Наклонившись, он сгрёб мою маленькую ручку в свою, а женщина взяла другую. Я шёл между ними, не чувствуя позыва убежать, да и куда бы я пошёл? Конечно, одна ночь в их лагере вскоре обернулась неделей, а та перешла в месяцы, за которые я узнал много нового. А ещё впервые за свою короткую жизнь я уже не проводил каждый час в страданиях от голода или в ожидании внезапного удара хлыста. Месяцы становились годами, и во мне росли мрачные мысли о бордельмейстере, но померкли, когда я поделился своими мстительными намерениями с Лорайн, а она вскользь сообщила мне весёлым тоном, что того человека нашли задушенным на самом пороге его борделя вскоре после моего отбытия.
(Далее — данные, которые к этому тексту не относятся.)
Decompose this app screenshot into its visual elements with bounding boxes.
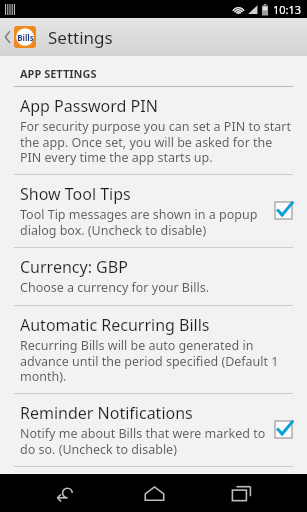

Разнообразные дорожки моей жизни так никогда и не привели меня больше к той группе лачуг, где я вырос, и даже сейчас у меня нет ни малейшего желания нанести туда визит, поскольку там не на что смотреть, и некого убивать.

— Тс-с!

Мои воспоминания прервала резкая боль от брошенной и отскочившей от моего носа ветки, и я сердито уставился на осуждающе-хмурого Конюха.

— Проснись, язычник, — приказал он тихим голосом, но со своей обычной грубоватой прямотой. — Если собрался прикрывать мне спину, так прикрывай, Бич тебя побери.

Я изо всех сил постарался сменить сердитый взгляд на приветливую улыбку, зная, что это раздует его гнев сильнее любого ответа. Конюх, пожалуй, был самым необычным разбойником за все времена Шейвинского леса — ведь другого настолько набожного и преданного приверженца Ковенанта Мучеников я ещё не встречал. Его негодование компанией товарищей-злодеев горело негасимым жарким пламенем, но, кажется, ярче всего оно полыхало в отношении меня, возможно потому, что я никогда не уставал подливать масла в огонь.

Он глубоко вдохнул, чтобы успокоиться, и пробормотал строчку из писания, которая обычно слетала с его губ, когда я испытывал его терпение.

— Ибо такова судьба истинно верующих: страдать в компании грешников и профанов. Страдание есть очищение в глазах Серафилей. — С этими словами он отвернулся и продолжил своё осторожное продвижение через лес.

Через несколько миль мы присели на ствол упавшего ясеня, чтобы отдохнуть и съесть свои порции солёной свинины. Зима ещё не сжала свою хватку на деревьях, но воздух уже приобретал оттенки прохлады, которая скоро начнёт пробирать до костей. Для парня с моими наклонностями есть много преимуществ жизни в лесу, но погоды среди них нет. Зимы такие холодные, что могут убить, а летом нарождаются тучи комарья и сонмы разных жуков, которые могут свести с ума. Я всегда предпочитал более мягкие, но такие короткие передышки весны и осени.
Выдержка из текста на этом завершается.